Afortunadamente Delia me acompañó, porque no era un momento fácil. Ya en esa época se sabía que se estaban preparando los mercenarios para invadir a la Isla; ya estaba, digamos, desatada la guerra de Estados Unidos. ¿Y si Delia me hubiera dicho: «pero cómo vamos a ir ahí; salir de Caracas que estamos tan bien, que tenemos la casa, que tenemos el laboratorio?»
(Delia acota)
Y teníamos dos niños chiquitos. Esta niña (se refiere a su hija Delia Adelina) cumplió los dos años en el barco.
Los cumplió en el hotel, Delia, que nos trajeron una torta.
(Delia rectifica entonces)
En el hotel hicieron la fiesta cuando llegamos. Tú tienes mejor memoria que yo.
Usted había visto en Caracas a Fidel, pero de lejos; aquí lo vio cerca.
Sí, aquí lo vi más cerca.
¿Y entendió cuál era la empatía que había entre el Che y Fidel? ¿O todavía no?
No, ya eso fue cuando nos volvimos a ver personalmente…
¿El Ernesto que usted vio en La Habana era el mismo que usted conoció muy joven, o era otro?
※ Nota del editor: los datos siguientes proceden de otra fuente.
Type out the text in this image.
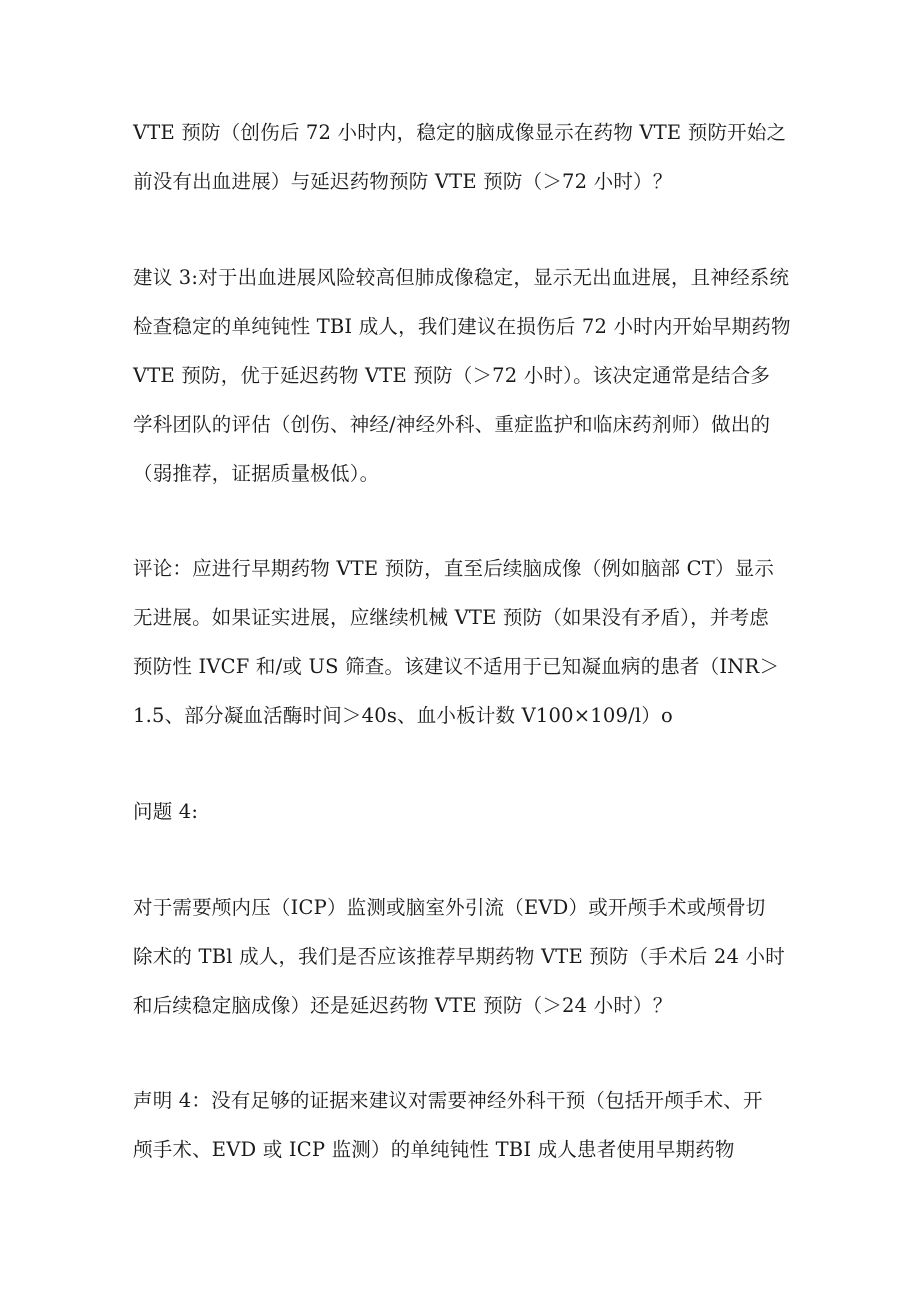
VTE 预防（创伤后 72 小时内，稳定的脑成像显示在药物 VTE 预防开始之
前没有出血进展）与延迟药物预防 VTE 预防（＞72 小时）？
建议 3:对于出血进展风险较高但肺成像稳定，显示无出血进展，且神经系统
检查稳定的单纯钝性 TBI 成人，我们建议在损伤后 72 小时内开始早期药物
VTE 预防，优于延迟药物 VTE 预防（＞72 小时）。该决定通常是结合多
学科团队的评估（创伤、神经/神经外科、重症监护和临床药剂师）做出的
（弱推荐，证据质量极低）。
评论：应进行早期药物 VTE 预防，直至后续脑成像（例如脑部 CT）显示
无进展。如果证实进展，应继续机械 VTE 预防（如果没有矛盾），并考虑
预防性 IVCF 和/或 US 筛查。该建议不适用于已知凝血病的患者（INR＞
1.5、部分凝血活酶时间＞40s、血小板计数 V100×109/l）o
问题 4:
对于需要颅内压（ICP）监测或脑室外引流（EVD）或开颅手术或颅骨切
除术的 TBl 成人，我们是否应该推荐早期药物 VTE 预防（手术后 24 小时
和后续稳定脑成像）还是延迟药物 VTE 预防（＞24 小时）？
声明 4：没有足够的证据来建议对需要神经外科干预（包括开颅手术、开
颅手术、EVD 或 ICP 监测）的单纯钝性 TBI 成人患者使用早期药物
Sí, el mismo, solo que más profundo. Yo en sí lo noté más profundo y entendí perfectamente su decisión de irse a la lucha, primero en África, y luego en Bolivia.
¿Se despidió de usted?
En marzo de 1965, en los días de su «desaparición» para preparar el viaje al Congo, me dejó un libro de Manuel Moreno Fraginals (El Ingenio. Comisión Nacional Cubana de la UNESCO, La Habana, 1964). En la primera página había escrito: «No sé qué dejarte de recuerdo. Te obligo, pues, a internarte en la caña de azúcar. Mi casa rodante tendrá dos patas otra vez y mis sueños no tendrán fronteras, hasta que las balas digan al menos. Te espero, gitano sedentario, cuando el olor a pólvora amaine. // Un abrazo a todos ustedes, inclúyeme a Tomás. Che»
¿Quién es Tomás?
Mi hermano mayor, Tomás Granado. Que había sido un gran amigo suyo, y a través de él nos conocimos. Tomás fue compañero del Che en el Bachillerato. Casualmente, Tomás vive ahora en Venezuela.
¿Qué otro rasgo de Ernesto le llamó la atención después del reencuentro de ustedes en Cuba?
La gran admiración y la enorme empatía que había entre él y Fidel. Y eso lo descubrí en 1960, cuando vine por primera vez a Cuba. Fíjate que cuando yo me iba, le dije: «Bueno, Ernesto, ya sabes, me vengo para acá». Y como tenía total confianza con él, le pregunté: «¿Y a tu jefe, no le irá a pasar como a Betancourt o a tantos otros, que una vez en el poder se olvidan de que fueron revolucionarios?» Se puso muy serio y me dijo: «Petiso, por ese hombre vale la pena jugársela.»
Y aquí acabamos la entrevista. ¿Verdad, periodista?
Pues, claro. Con una frase así…
Pues, ¡clic!, que se apague la grabadora.
***
Fragmentos tomados de El sudamericano.